What happens when leaders’ strengths fail them? In the last decade, leadership development experts have enthusiastically pushed to improve leadership strengths instead of addressing leaders’ weaknesses. This approach may have some success in growing individuals’ effectiveness, but it’s fundamentally flawed.
Strengths training and coaching have somewhat of a cult-like following among HR and coaching professionals. Leaders are encouraged to develop their unique strengths and focus on fortifying areas in which they’re naturally talented.
Amazon sells almost 8,000 books on the subject, including several bestsellers published by Gallup, whose StrengthsFinder assessment tool is now used by 1.6 million employees every year and 467 Fortune 500 companies.
From what I’ve observed in my work in some companies, even the word “weakness” has become politically incorrect. Staff is instead described as having strengths and “opportunities for growth” or “challenges.”
It’s easy to see why concentrating on leadership strengths is popular. It’s more enjoyable to hone in on innate strengths and avoid discussing weaknesses. But when strengths-oriented programs emphasize a single leadership area, they bypass others—usually to a manager’s detriment.
When strengths are overemphasized, they’re often overused.
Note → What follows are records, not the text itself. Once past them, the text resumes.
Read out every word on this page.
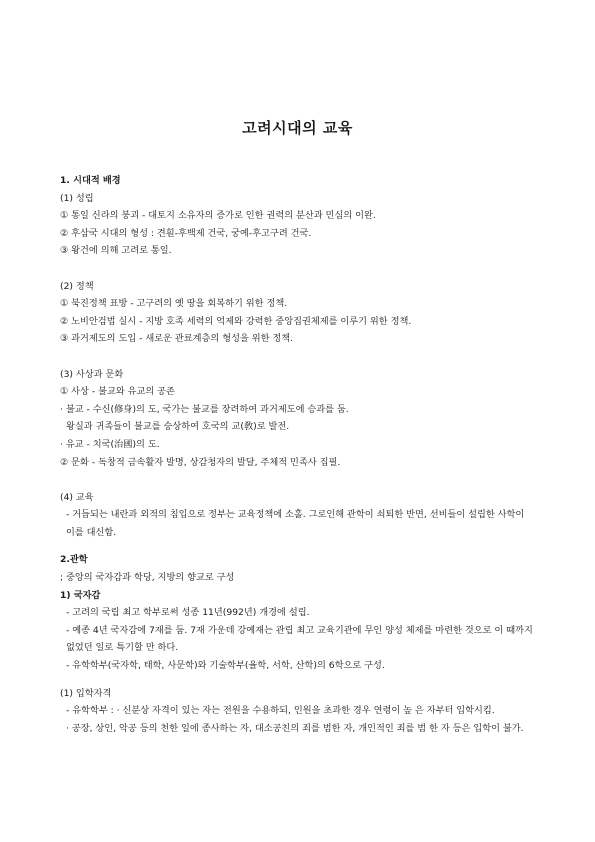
고려시대의 교육
1. 시대적 배경
(1) 성립
① 통일 신라의 붕괴 - 대토지 소유자의 증가로 인한 권력의 분산과 민심의 이완.
② 후삼국 시대의 형성 : 견훤-후백제 건국, 궁예-후고구려 건국.
③ 왕건에 의해 고려로 통일.
(2) 정책
① 북진정책 표방 - 고구려의 옛 땅을 회복하기 위한 정책.
② 노비안검법 실시 - 지방 호족 세력의 억제와 강력한 중앙집권체제를 이루기 위한 정책.
③ 과거제도의 도입 - 새로운 관료계층의 형성을 위한 정책.
(3) 사상과 문화
① 사상 - 불교와 유교의 공존
· 불교 - 수신(修身)의 도, 국가는 불교를 장려하여 과거제도에 승과를 둠.
왕실과 귀족들이 불교를 숭상하여 호국의 교(敎)로 발전.
· 유교 - 치국(治國)의 도.
② 문화 - 독창적 금속활자 발명, 상감청자의 발달, 주체적 민족사 집필.
(4) 교육
- 거듭되는 내란과 외적의 침입으로 정부는 교육정책에 소홀. 그로인해 관학이 쇠퇴한 반면, 선비들이 설립한 사학이 이를 대신함.
2.관학
; 중앙의 국자감과 학당, 지방의 향교로 구성
1) 국자감
- 고려의 국립 최고 학부로써 성종 11년(992년) 개경에 설립.
- 예종 4년 국자감에 7재를 둠. 7재 가운데 강예재는 관립 최고 교육기관에 무인 양성 체제를 마련한 것으로 이 때까지 없었던 일로 특기할 만 하다.
- 유학학부(국자학, 태학, 사문학)와 기술학부(율학, 서학, 산학)의 6학으로 구성.
(1) 입학자격
- 유학학부 : · 신분상 자격이 있는 자는 전원을 수용하되, 인원을 초과한 경우 연령이 높 은 자부터 입학시킴.
· 공장, 상인, 악공 등의 천한 일에 종사하는 자, 대소공친의 죄를 범한 자, 개인적인 죄를 범 한 자 등은 입학이 불가.
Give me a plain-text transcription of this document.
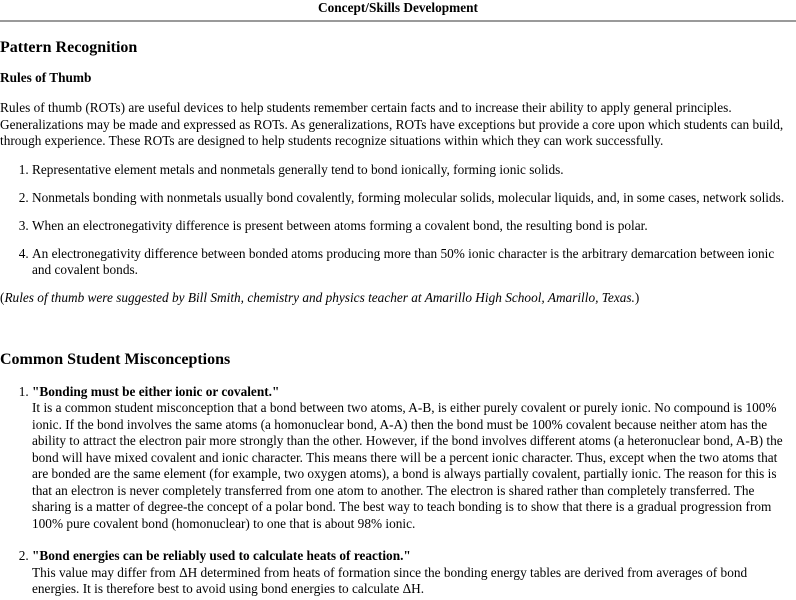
Concept/Skills Development
Pattern Recognition
Rules of Thumb

Rules of thumb (ROTs) are useful devices to help students remember certain facts and to increase their ability to apply general principles. Generalizations may be made and expressed as ROTs. As generalizations, ROTs have exceptions but provide a core upon which students can build, through experience. These ROTs are designed to help students recognize situations within which they can work successfully.

1. Representative element metals and nonmetals generally tend to bond ionically, forming ionic solids.
2. Nonmetals bonding with nonmetals usually bond covalently, forming molecular solids, molecular liquids, and, in some cases, network solids.
3. When an electronegativity difference is present between atoms forming a covalent bond, the resulting bond is polar.
4. An electronegativity difference between bonded atoms producing more than 50% ionic character is the arbitrary demarcation between ionic and covalent bonds.

(Rules of thumb were suggested by Bill Smith, chemistry and physics teacher at Amarillo High School, Amarillo, Texas.)

Common Student Misconceptions
1. "Bonding must be either ionic or covalent."
It is a common student misconception that a bond between two atoms, A-B, is either purely covalent or purely ionic. No compound is 100% ionic. If the bond involves the same atoms (a homonuclear bond, A-A) then the bond must be 100% covalent because neither atom has the ability to attract the electron pair more strongly than the other. However, if the bond involves different atoms (a heteronuclear bond, A-B) the bond will have mixed covalent and ionic character. This means there will be a percent ionic character. Thus, except when the two atoms that are bonded are the same element (for example, two oxygen atoms), a bond is always partially covalent, partially ionic. The reason for this is that an electron is never completely transferred from one atom to another. The electron is shared rather than completely transferred. The sharing is a matter of degree-the concept of a polar bond. The best way to teach bonding is to show that there is a gradual progression from 100% pure covalent bond (homonuclear) to one that is about 98% ionic.
2. "Bond energies can be reliably used to calculate heats of reaction."
This value may differ from ΔH determined from heats of formation since the bonding energy tables are derived from averages of bond energies. It is therefore best to avoid using bond energies to calculate ΔH.
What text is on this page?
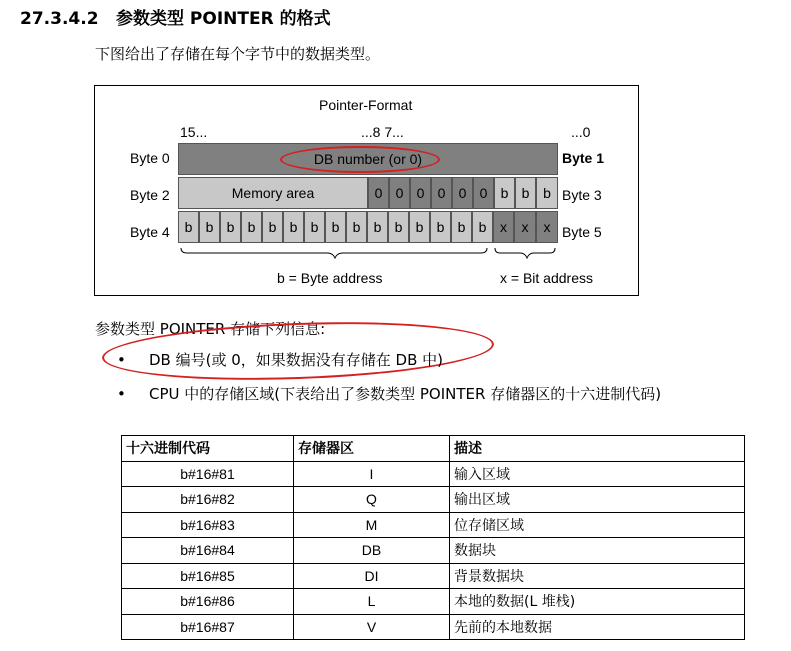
27.3.4.2 参数类型 POINTER 的格式
下图给出了存储在每个字节中的数据类型。
Pointer-Format
15...	...8 7...	...0
Byte 0	Byte 1
Byte 2	Byte 3
Byte 4	Byte 5
DB number (or 0)
Memory area	0 0 0 0 0 0 b b b
b b b b b b b b b b b b b b b x	x	x
b = Byte address	x = Bit address
参数类型 POINTER 存储下列信息:
• DB 编号(或 0，如果数据没有存储在 DB 中)
• CPU 中的存储区域(下表给出了参数类型 POINTER 存储器区的十六进制代码)
十六进制代码	存储器区	描述
b#16#81	I	输入区域
b#16#82	Q	输出区域
b#16#83	M	位存储区域
b#16#84	DB	数据块
b#16#85	DI	背景数据块
b#16#86	L	本地的数据(L 堆栈)
b#16#87	V	先前的本地数据
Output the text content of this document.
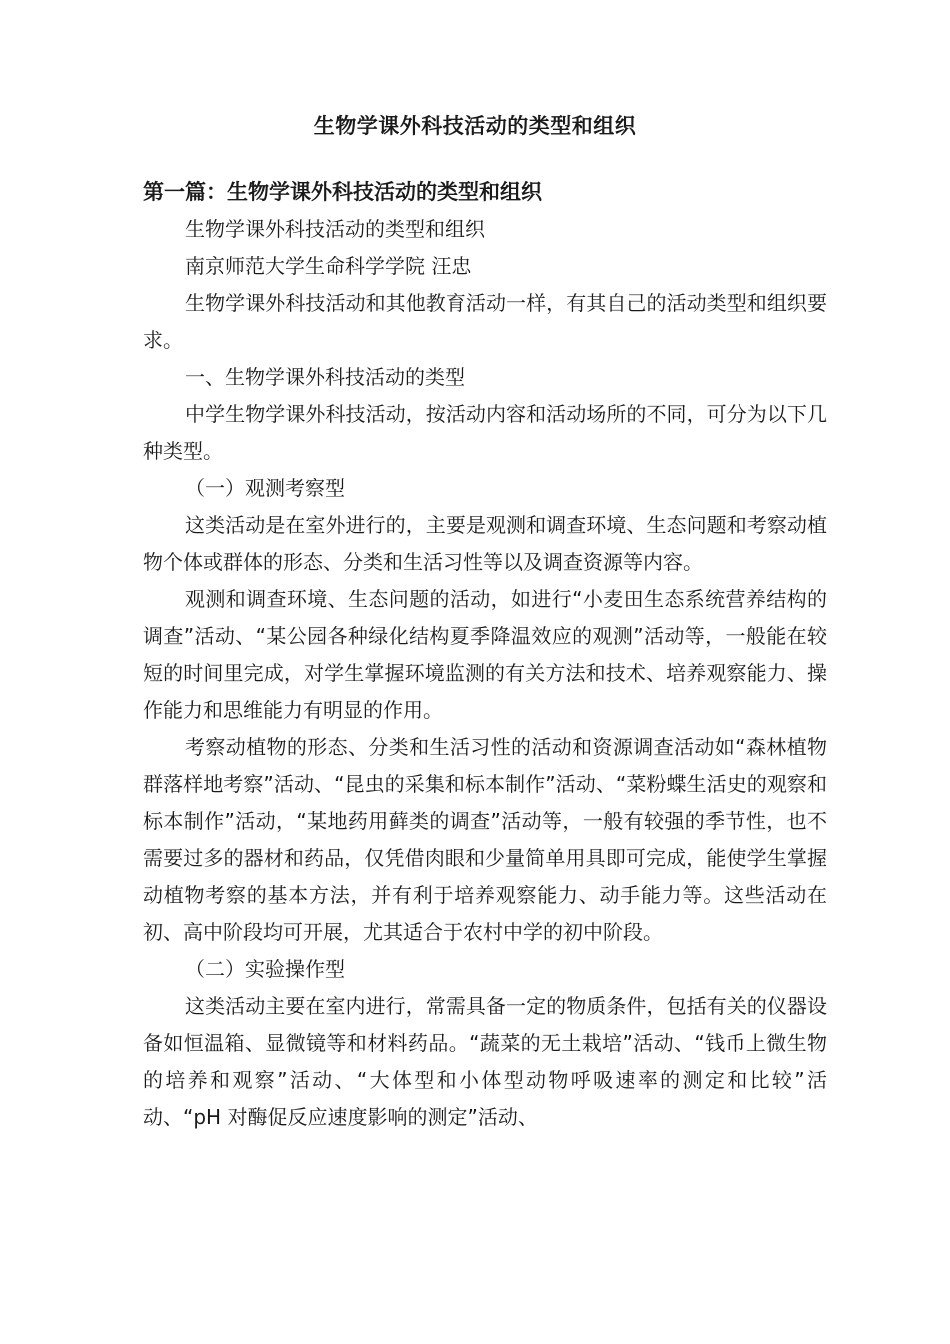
生物学课外科技活动的类型和组织

第一篇：生物学课外科技活动的类型和组织

生物学课外科技活动的类型和组织

南京师范大学生命科学学院 汪忠

生物学课外科技活动和其他教育活动一样，有其自己的活动类型和组织要求。

一、生物学课外科技活动的类型

中学生物学课外科技活动，按活动内容和活动场所的不同，可分为以下几种类型。

（一）观测考察型

这类活动是在室外进行的，主要是观测和调查环境、生态问题和考察动植物个体或群体的形态、分类和生活习性等以及调查资源等内容。

观测和调查环境、生态问题的活动，如进行“小麦田生态系统营养结构的调查”活动、“某公园各种绿化结构夏季降温效应的观测”活动等，一般能在较短的时间里完成，对学生掌握环境监测的有关方法和技术、培养观察能力、操作能力和思维能力有明显的作用。

考察动植物的形态、分类和生活习性的活动和资源调查活动如“森林植物群落样地考察”活动、“昆虫的采集和标本制作”活动、“菜粉蝶生活史的观察和标本制作”活动，“某地药用藓类的调查”活动等，一般有较强的季节性，也不需要过多的器材和药品，仅凭借肉眼和少量简单用具即可完成，能使学生掌握动植物考察的基本方法，并有利于培养观察能力、动手能力等。这些活动在初、高中阶段均可开展，尤其适合于农村中学的初中阶段。

（二）实验操作型

这类活动主要在室内进行，常需具备一定的物质条件，包括有关的仪器设备如恒温箱、显微镜等和材料药品。“蔬菜的无土栽培”活动、“钱币上微生物的培养和观察”活动、“大体型和小体型动物呼吸速率的测定和比较”活动、“pH 对酶促反应速度影响的测定”活动、
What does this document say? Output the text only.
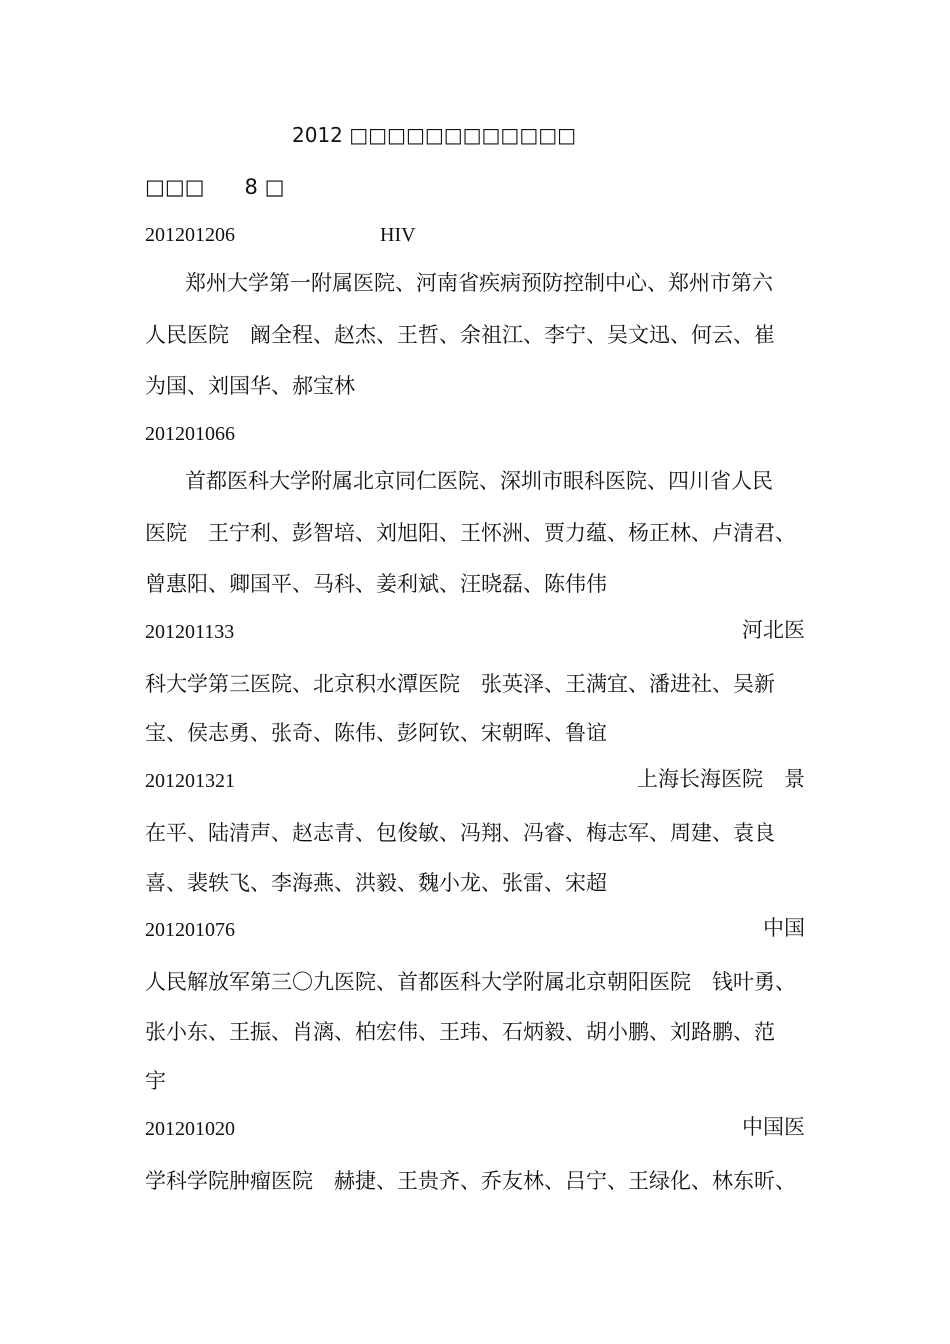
2012 □□□□□□□□□□□□
□□□ 8 □
201201206	HIV
郑州大学第一附属医院、河南省疾病预防控制中心、郑州市第六
人民医院　阚全程、赵杰、王哲、余祖江、李宁、吴文迅、何云、崔
为国、刘国华、郝宝林
201201066
首都医科大学附属北京同仁医院、深圳市眼科医院、四川省人民
医院　王宁利、彭智培、刘旭阳、王怀洲、贾力蕴、杨正林、卢清君、
曾惠阳、卿国平、马科、姜利斌、汪晓磊、陈伟伟
201201133	河北医
科大学第三医院、北京积水潭医院　张英泽、王满宜、潘进社、吴新
宝、侯志勇、张奇、陈伟、彭阿钦、宋朝晖、鲁谊
201201321	上海长海医院　景
在平、陆清声、赵志青、包俊敏、冯翔、冯睿、梅志军、周建、袁良
喜、裴轶飞、李海燕、洪毅、魏小龙、张雷、宋超
201201076	中国
人民解放军第三〇九医院、首都医科大学附属北京朝阳医院　钱叶勇、
张小东、王振、肖漓、柏宏伟、王玮、石炳毅、胡小鹏、刘路鹏、范
宇
201201020	中国医
学科学院肿瘤医院　赫捷、王贵齐、乔友林、吕宁、王绿化、林东昕、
“We’ve seen virtually every strength taken too far: confidence to the point of hubris, and humility to the point of diminishing oneself. We’ve seen vision drift into aimless dreaming, and focus narrow down to tunnel vision. Show us a strength and we’ll give you an example where its overuse has compromised performance and probably even derailed a career.”—Robert B. Kaiser and Robert E. Kaplan, “Don’t Let Your Strengths Become Your Weaknesses,” Harvard Business Review, April 04, 2013
Leaders’ Strengths: Too Much of a Good Thing
Doing too much of something is as much of a problem as doing too little of it. Most managers can point to a leader who takes things too far: the supportive boss who cuts people a little too much slack or the gifted operational director whose relentless focus on results leads to micromanaging. It can be extremely difficult to recognize these behaviors in yourself.